Trois conceptions du logement social
19Au fil du temps, trois conceptions du logement social se sont développées, dont deux sont encore en vigueur aujourd’hui.
20La première est celle d’un logement réglementé par le gouvernement fédéral (1. Förderweg). Ceci correspond à du locatif social dans l’acception la plus étroite du terme. Les limites de revenus sont strictes et les loyers plafonnés. Ceux-ci démarrent à 4 € le m2 et augmentent au fur et à mesure que les prêts subventionnés se réduisent. Cette conception n’est pratiquement plus en vigueur depuis le début des années 2000, excepté pour un petit nombre de logements destinés à des groupes aux besoins spécifiques.

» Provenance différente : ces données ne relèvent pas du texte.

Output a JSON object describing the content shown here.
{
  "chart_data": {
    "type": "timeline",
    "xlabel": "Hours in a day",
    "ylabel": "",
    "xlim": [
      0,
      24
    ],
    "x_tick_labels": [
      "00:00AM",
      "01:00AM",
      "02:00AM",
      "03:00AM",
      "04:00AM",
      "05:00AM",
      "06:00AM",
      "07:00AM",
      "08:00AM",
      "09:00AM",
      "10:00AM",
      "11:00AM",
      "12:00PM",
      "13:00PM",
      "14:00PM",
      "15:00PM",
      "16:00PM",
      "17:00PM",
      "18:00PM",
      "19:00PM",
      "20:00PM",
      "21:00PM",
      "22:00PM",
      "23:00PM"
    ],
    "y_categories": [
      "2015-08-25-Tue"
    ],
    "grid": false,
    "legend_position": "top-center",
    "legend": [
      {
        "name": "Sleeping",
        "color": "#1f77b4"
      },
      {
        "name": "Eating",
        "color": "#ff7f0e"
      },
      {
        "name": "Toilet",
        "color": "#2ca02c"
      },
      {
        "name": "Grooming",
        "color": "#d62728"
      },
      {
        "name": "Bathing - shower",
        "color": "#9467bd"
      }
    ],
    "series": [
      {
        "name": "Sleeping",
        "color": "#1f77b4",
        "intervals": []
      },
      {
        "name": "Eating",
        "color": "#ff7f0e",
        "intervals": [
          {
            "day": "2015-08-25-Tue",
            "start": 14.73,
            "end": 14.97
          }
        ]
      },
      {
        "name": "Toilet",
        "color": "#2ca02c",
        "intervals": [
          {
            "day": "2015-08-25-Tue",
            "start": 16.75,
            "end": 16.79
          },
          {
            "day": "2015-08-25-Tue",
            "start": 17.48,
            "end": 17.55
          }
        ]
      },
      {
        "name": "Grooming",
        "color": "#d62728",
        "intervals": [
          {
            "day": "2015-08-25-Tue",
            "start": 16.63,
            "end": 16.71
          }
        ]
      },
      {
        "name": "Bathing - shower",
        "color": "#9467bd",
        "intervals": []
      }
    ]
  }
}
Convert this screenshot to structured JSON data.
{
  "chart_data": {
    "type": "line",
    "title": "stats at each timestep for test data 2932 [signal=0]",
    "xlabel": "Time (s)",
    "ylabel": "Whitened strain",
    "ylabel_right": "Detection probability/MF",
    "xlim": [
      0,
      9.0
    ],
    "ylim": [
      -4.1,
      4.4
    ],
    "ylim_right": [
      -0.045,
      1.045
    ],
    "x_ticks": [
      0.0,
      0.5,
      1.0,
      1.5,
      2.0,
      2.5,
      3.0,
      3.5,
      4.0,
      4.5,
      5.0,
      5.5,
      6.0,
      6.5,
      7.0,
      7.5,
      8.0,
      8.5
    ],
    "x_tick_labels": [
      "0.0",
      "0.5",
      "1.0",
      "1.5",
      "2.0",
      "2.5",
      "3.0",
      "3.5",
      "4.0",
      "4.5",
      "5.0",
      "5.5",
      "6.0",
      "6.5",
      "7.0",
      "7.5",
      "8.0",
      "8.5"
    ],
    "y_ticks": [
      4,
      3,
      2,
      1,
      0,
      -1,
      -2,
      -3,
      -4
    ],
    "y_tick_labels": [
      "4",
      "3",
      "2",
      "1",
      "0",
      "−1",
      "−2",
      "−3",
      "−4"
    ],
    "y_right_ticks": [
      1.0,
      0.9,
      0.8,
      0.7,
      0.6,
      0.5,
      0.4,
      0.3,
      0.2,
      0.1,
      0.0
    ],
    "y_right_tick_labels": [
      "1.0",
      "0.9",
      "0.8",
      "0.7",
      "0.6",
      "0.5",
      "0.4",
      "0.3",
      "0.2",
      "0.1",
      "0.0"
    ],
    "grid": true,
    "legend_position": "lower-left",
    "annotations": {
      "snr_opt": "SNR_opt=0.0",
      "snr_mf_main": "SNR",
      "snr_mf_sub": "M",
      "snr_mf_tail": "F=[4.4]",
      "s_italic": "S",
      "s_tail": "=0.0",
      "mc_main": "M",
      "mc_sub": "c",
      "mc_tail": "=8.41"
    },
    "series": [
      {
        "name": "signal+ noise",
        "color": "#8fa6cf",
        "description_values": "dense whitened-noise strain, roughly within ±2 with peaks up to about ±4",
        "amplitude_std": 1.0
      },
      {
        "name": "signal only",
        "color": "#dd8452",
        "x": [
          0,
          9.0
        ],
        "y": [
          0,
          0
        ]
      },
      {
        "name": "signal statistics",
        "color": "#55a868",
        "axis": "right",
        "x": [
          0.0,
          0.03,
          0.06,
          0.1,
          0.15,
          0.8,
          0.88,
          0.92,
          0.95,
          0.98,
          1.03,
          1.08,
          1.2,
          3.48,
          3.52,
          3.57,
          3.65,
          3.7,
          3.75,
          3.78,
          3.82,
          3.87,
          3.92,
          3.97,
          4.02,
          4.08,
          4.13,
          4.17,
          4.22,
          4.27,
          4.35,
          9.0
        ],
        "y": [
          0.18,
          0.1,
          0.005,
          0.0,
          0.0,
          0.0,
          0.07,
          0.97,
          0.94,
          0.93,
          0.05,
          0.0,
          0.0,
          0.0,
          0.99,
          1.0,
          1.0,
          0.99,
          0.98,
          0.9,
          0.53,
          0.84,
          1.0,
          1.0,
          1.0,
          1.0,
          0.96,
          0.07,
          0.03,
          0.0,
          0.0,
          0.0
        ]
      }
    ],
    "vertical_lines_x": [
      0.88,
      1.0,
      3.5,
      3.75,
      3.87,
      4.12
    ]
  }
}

21Dans la seconde conception (2. Förderweg), il s’agit d’un « logement social élevé ». Les habitations sont de qualité légèrement supérieure et la réglementation de l’accès, plus souple – les revenus autorisés peuvent être supérieurs de 60 % à ceux de la première conception et les loyers, plus élevés, sont fixés sur une période plus courte. Ils démarrent à environ 5 € le m2 à Berlin, dans l’est et les vieilles zones industrielles de l’ouest, et atteignent jusqu’à 7 € le m2 dans le sud. Ils augmentent partout au fil des ans.
22Les promoteurs de ce type de logements (neufs ou réhabilités) n’obtiennent en général pas de subvention directe, mais ils bénéficient d’un emprunt subventionné. Le taux d’intérêt sur de tels emprunts est initialement bas (environ 3 % au-dessous du taux en vigueur sur le marché), puis augmente graduellement pendant plusieurs années jusqu’à s’aligner sur celui du marché. L’intérêt majeur qu’y trouvent les promoteurs consiste dans l’abattement fiscal dont ils bénéficiaient (jusqu’en 2005).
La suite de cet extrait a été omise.